Doug Roos, director and writer brings a completely independent and fresh new take on a post apocalyptic world with The Sky Has Fallen, his screenplay delivers a gore filled, action packed story of an avian-based outbreak centered on supernatural suspenseful creatures. Doug’s vision exposes his intended vision of gunfights, swordplay, zombies, and supernatural demons competing with outbreaks, effective scares and disgusting possessions, awhile wiping out a majority of Earth’s inhabitants hence adding levels of complexity into his film. However, instead of blogging down in the details of how this post-world creation happens, he focuses on the individual is their lives, social well-being, and motivation to continue onward against bleak odds. An approach similar to George A. Romero’s Night of the Living Dead [1968], where the talk of the reasoning why the dead arose, lies muddled, and instead takes the isolationism and conflicting personalities in the house as the baseline for the creating a scary story.

This independent project lacked wide-angle shots, which normally establishes a scene, such as the vastness of uncharted landscape used in Dances with Wolves (1990) and then to the other extreme in the film Mad Max (1979), showing desolate land and an isolated base of refugees defending itself against the mutant brigade. Instead, the close-up shots implementation brings the audience into the intimacy of the virus, the tight confines of the survivors, having their privacy and personal space invade and causing increased stress and allowing for more effective scares.  Lance and Rachel (Carey MacLaren and Laurel Kemper) stand as the last principal characters in his film, to battle the virus and the supernatural zombie creatures, and most importantly their leader. Doug obviously shows his influence early in the twenty-five day shoot, of liking South Korean cinema such as A Tale of Two Sisters (2003) and other Japanese films, especially when involving his skillful fancy dance swordplay scenes and exploring the lost fighting tactics and techniques of the samurai for audiences to enjoy.

Carey and Laurel take a heavily dialogue screenplay upon their equally capable shoulders allowing the characters to discover and explore a more intimate path in a world quickly becoming absent of other individuals. Their characters restrain their back-stories only expressing them along with inner thoughts after confrontational scenes involving their enemies, opening old wounds, and deep dark secrets. As with most zombie films a mere mention of spiritual and religion becomes more of a prerequisite in the films today, as the creature is a peek into the afterlife that some aspire to find and others ignore, but ignorance in a horror film usually becomes one’s death trap. Especially when one of the characters happens to find themselves on a classic revenge mission, motivated not by love but rather a guilty factor, which often has its own spiritual foothold and deadly consequences. Doug’s painstaking and fearless editing in post-production, packs in the powerful and thought provoking dialogue sequences awakening the audience’s mindset to question moralities of life and death swirling around human nature and sin itself. The special effects for the productions truly excel past all expectations, with many real squibs and over 50 zombie creature effects, majority of practical effects, and then usage of design memorable looking zombies yet showing both beauty and horror in the scenes.

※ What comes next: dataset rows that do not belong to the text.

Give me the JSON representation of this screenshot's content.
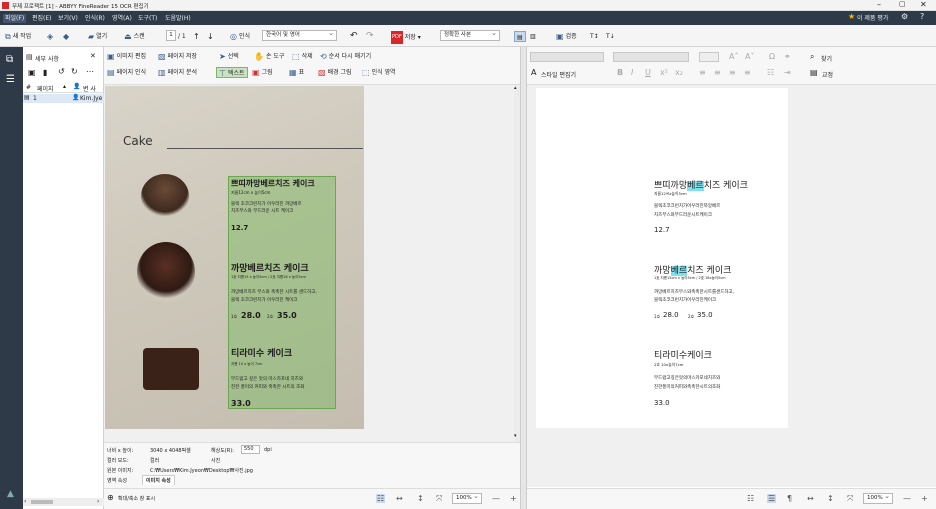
{
  "window": {
    "title": "무제 프로젝트 [1] - ABBYY FineReader 15 OCR 편집기"
  },
  "menu": [
    "파일(F)",
    "편집(E)",
    "보기(V)",
    "인식(R)",
    "영역(A)",
    "도구(T)",
    "도움말(H)"
  ],
  "menu_right": {
    "rate_label": "이 제품 평가"
  },
  "toolbar": {
    "new_task": "새 작업",
    "open": "열기",
    "scan": "스캔",
    "page_indicator": "1",
    "page_total": "/ 1",
    "recognize": "인식",
    "language": "한국어 및 영어",
    "save": "저장",
    "save_mode": "정확한 사본",
    "verify": "검증"
  },
  "sidebar": {
    "title": "세부 사항",
    "col_page": "페이지",
    "col_author": "변 사",
    "row_num": "1",
    "row_author": "Kim.Jye"
  },
  "image_tools": {
    "edit_image": "이미지 편집",
    "page_save": "페이지 저장",
    "page_recognize": "페이지 인식",
    "page_analyze": "페이지 분석",
    "select": "선택",
    "hand": "손 도구",
    "delete": "삭제",
    "reorder": "순서 다시 매기기",
    "text": "텍스트",
    "picture": "그림",
    "table": "표",
    "bg_picture": "배경 그림",
    "recognition_area": "인식 영역"
  },
  "photo": {
    "heading": "Cake",
    "item1_name": "쁘띠까망베르치즈 케이크",
    "item1_size": "지름12cm x 높이5cm",
    "item1_desc1": "블랙 초코크런치가 어우러진 까망베르",
    "item1_desc2": "치즈무스와 부드러운 시트 케이크",
    "item1_price": "12.7",
    "item2_name": "까망베르치즈 케이크",
    "item2_size": "1호 지름15 x 높이5cm / 2호 지름18 x 높이5cm",
    "item2_desc1": "까망베르치즈 무스와 촉촉한 시트를 샌드하고,",
    "item2_desc2": "블랙 초코크런치가 어우러진 케이크",
    "item2_size1": "1호",
    "item2_price1": "28.0",
    "item2_size2": "2호",
    "item2_price2": "35.0",
    "item3_name": "티라미수 케이크",
    "item3_size": "지름 10 x 높이 7cm",
    "item3_desc1": "부드럽고 깊은 맛의 마스카포네 치즈와",
    "item3_desc2": "진한 풍미의 커피와 촉촉한 시트의 조화",
    "item3_price": "33.0"
  },
  "image_info": {
    "size_label": "너비 x 높이:",
    "size_value": "3040 x 4048픽셀",
    "res_label": "해상도(R):",
    "res_value": "550",
    "res_unit": "dpi",
    "color_label": "컬러 모드:",
    "color_value": "컬러",
    "type_value": "사진",
    "orig_label": "원본 이미지:",
    "orig_value": "C:₩Users₩Kim.Jyeon₩Desktop₩사진.jpg",
    "tab_area": "영역 속성",
    "tab_image": "이미지 속성"
  },
  "image_bottom": {
    "zoom_label": "확대/축소 창 표시",
    "zoom_value": "100%"
  },
  "text_tools": {
    "find": "찾기",
    "style_editor": "스타일 편집기",
    "correct": "교정"
  },
  "recognized": {
    "item1_name_a": "쁘띠까망",
    "item1_name_hl": "베르",
    "item1_name_b": "치즈 케이크",
    "item1_size": "지름12쓰x높이5cm",
    "item1_desc1": "블랙초코크런치가어우러진까망베르",
    "item1_desc2": "치즈무스와부드러운시트케이크",
    "item1_price": "12.7",
    "item2_name_a": "까망",
    "item2_name_hl": "베르",
    "item2_name_b": "치즈 케이크",
    "item2_size": "1호 지름15cm x 높이5cm / 2호 18x높이5cm",
    "item2_desc1": "까망베르치즈무스와촉촉한시트를샌드하고,",
    "item2_desc2": "블랙초코크런치가어우러진케이크",
    "item2_size1": "1호",
    "item2_price1": "28.0",
    "item2_size2": "2호",
    "item2_price2": "35.0",
    "item3_name": "티라미수케이크",
    "item3_size": "2호 10x높이7cm",
    "item3_desc1": "부드럽고깊은맛의마스카포네치즈와",
    "item3_desc2": "진한풍미의커피와촉촉한시트의조화",
    "item3_price": "33.0"
  },
  "text_bottom": {
    "zoom_value": "100%"
  },
  "colors": {
    "accent": "#2e3a48",
    "highlight": "#7fe0ef",
    "ocr_zone": "#78b95a"
  }
}
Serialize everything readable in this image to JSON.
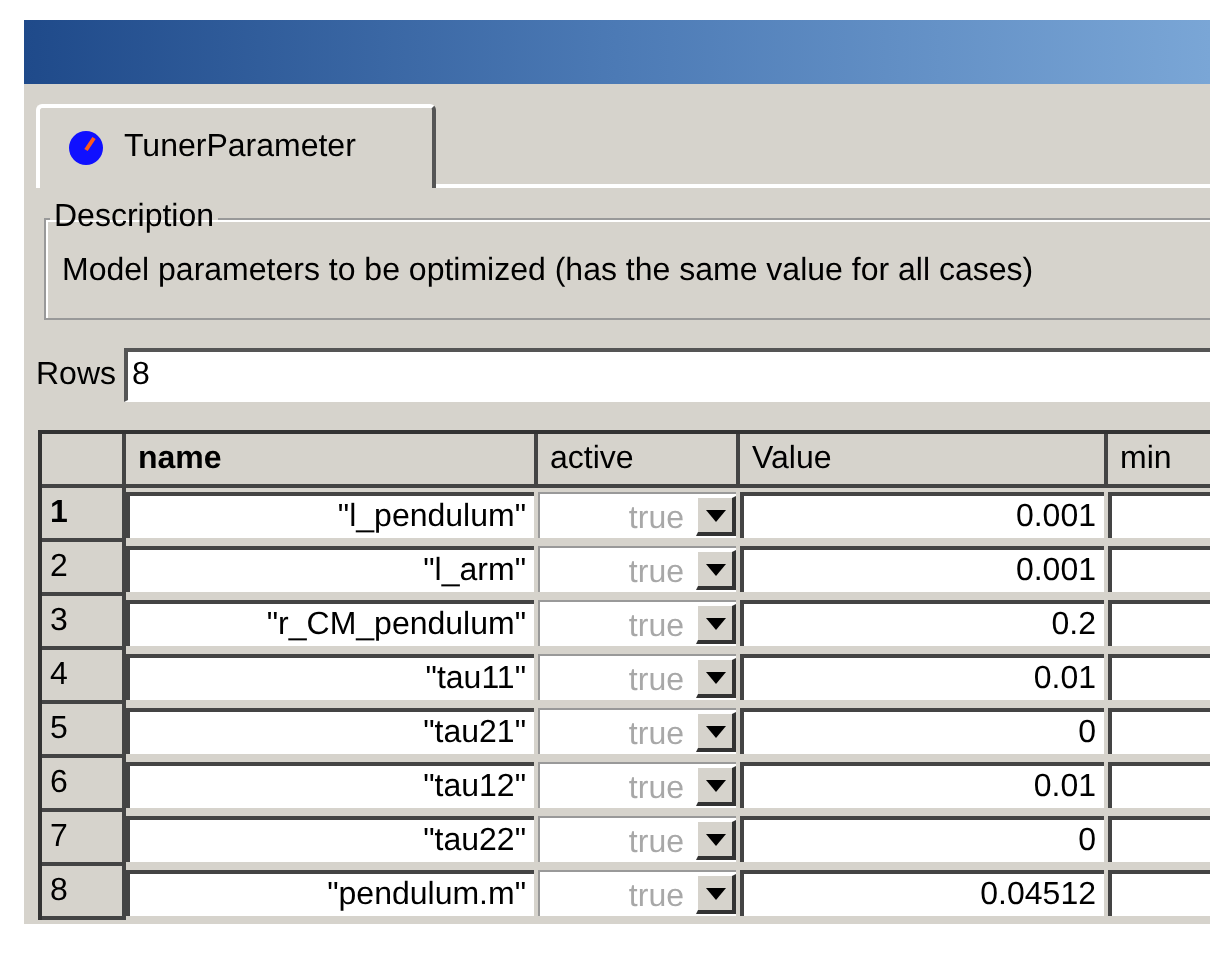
{
  "tabs": [
    {
      "label": "TunerParameter",
      "selected": true
    }
  ],
  "description": {
    "legend": "Description",
    "text": "Model parameters to be optimized (has the same value for all cases)"
  },
  "rows_field": {
    "label": "Rows",
    "value": "8"
  },
  "table": {
    "columns": [
      "name",
      "active",
      "Value",
      "min"
    ],
    "rows": [
      {
        "index": "1",
        "selected": true,
        "name": "\"l_pendulum\"",
        "active": "true",
        "active_disabled": true,
        "value": "0.001"
      },
      {
        "index": "2",
        "selected": false,
        "name": "\"l_arm\"",
        "active": "true",
        "active_disabled": true,
        "value": "0.001"
      },
      {
        "index": "3",
        "selected": false,
        "name": "\"r_CM_pendulum\"",
        "active": "true",
        "active_disabled": true,
        "value": "0.2"
      },
      {
        "index": "4",
        "selected": false,
        "name": "\"tau11\"",
        "active": "true",
        "active_disabled": true,
        "value": "0.01"
      },
      {
        "index": "5",
        "selected": false,
        "name": "\"tau21\"",
        "active": "true",
        "active_disabled": true,
        "value": "0"
      },
      {
        "index": "6",
        "selected": false,
        "name": "\"tau12\"",
        "active": "true",
        "active_disabled": true,
        "value": "0.01"
      },
      {
        "index": "7",
        "selected": false,
        "name": "\"tau22\"",
        "active": "true",
        "active_disabled": true,
        "value": "0"
      },
      {
        "index": "8",
        "selected": false,
        "name": "\"pendulum.m\"",
        "active": "true",
        "active_disabled": true,
        "value": "0.04512"
      }
    ]
  }
}
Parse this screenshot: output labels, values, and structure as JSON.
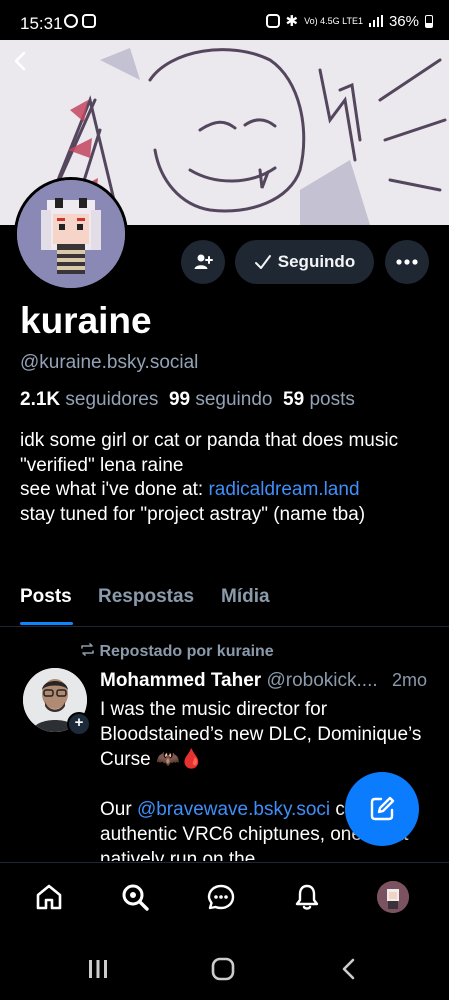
{
  "status_bar": {
    "time": "15:31",
    "network": "Vo) 4.5G LTE1",
    "battery": "36%"
  },
  "profile": {
    "name": "kuraine",
    "handle": "@kuraine.bsky.social",
    "stats": {
      "followers_count": "2.1K",
      "followers_label": "seguidores",
      "following_count": "99",
      "following_label": "seguindo",
      "posts_count": "59",
      "posts_label": "posts"
    },
    "bio": {
      "line1": "idk some girl or cat or panda that does music",
      "line2": "\"verified\" lena raine",
      "line3_prefix": "see what i've done at: ",
      "line3_link": "radicaldream.land",
      "line4": "stay tuned for \"project astray\" (name tba)"
    },
    "following_button_label": "Seguindo"
  },
  "tabs": [
    {
      "label": "Posts",
      "active": true
    },
    {
      "label": "Respostas",
      "active": false
    },
    {
      "label": "Mídia",
      "active": false
    }
  ],
  "post": {
    "repost_label": "Repostado por kuraine",
    "author_name": "Mohammed Taher",
    "author_handle": "@robokick....",
    "time": "2mo",
    "text_line1": "I was the music director for Bloodstained’s new DLC, Dominique’s Curse 🦇🩸",
    "text_line2_prefix": "Our ",
    "text_line2_link": "@bravewave.bsky.soci",
    "text_line2_suffix": "created authentic VRC6 chiptunes, ones that natively run on the"
  },
  "colors": {
    "accent": "#1083fe",
    "link": "#3e8ffa",
    "muted": "#8b9aab",
    "button_bg": "#1f2733"
  },
  "icons": {
    "back": "chevron-left-icon",
    "follow": "person-plus-icon",
    "check": "check-icon",
    "more": "ellipsis-icon",
    "repost": "repost-icon",
    "compose": "compose-icon",
    "home": "home-icon",
    "search": "search-icon",
    "chat": "chat-icon",
    "notifications": "bell-icon"
  }
}
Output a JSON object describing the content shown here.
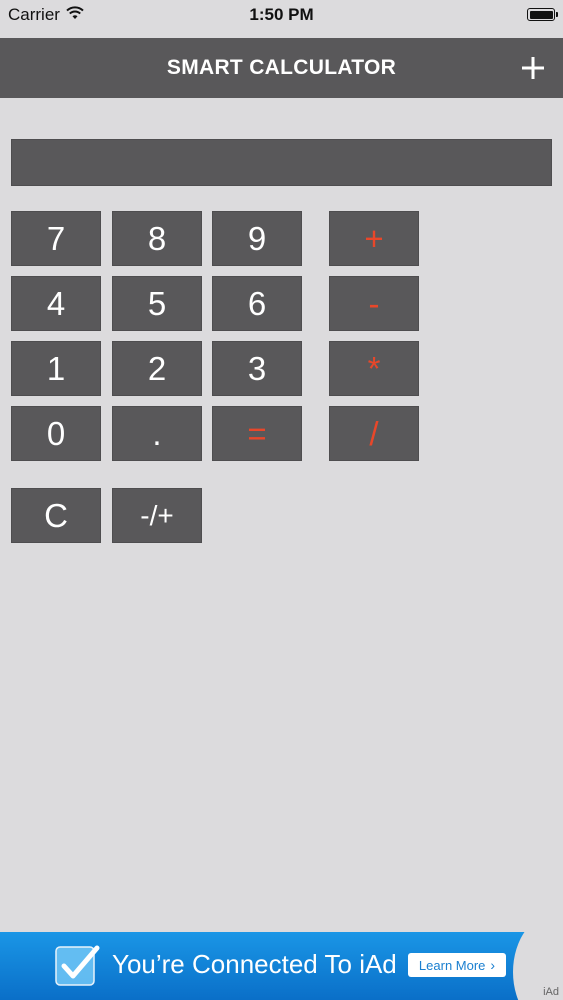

For the horror fans seeking instant gratification from another independent zombie apocalypse movie, you need search elsewhere, for this from changes the storyline from the original concept in 1968 and moves to a more sinister experimental crossbreeding the sub-genres of demonic entities and zombies, after all zombies likely root themselves in hellish creatures rather than the supposedly heavenly saintly beings. Therefore, locate this well received film, which highlighted the festival circuit for a while, winning awards and bridging a new path in the zombie genre.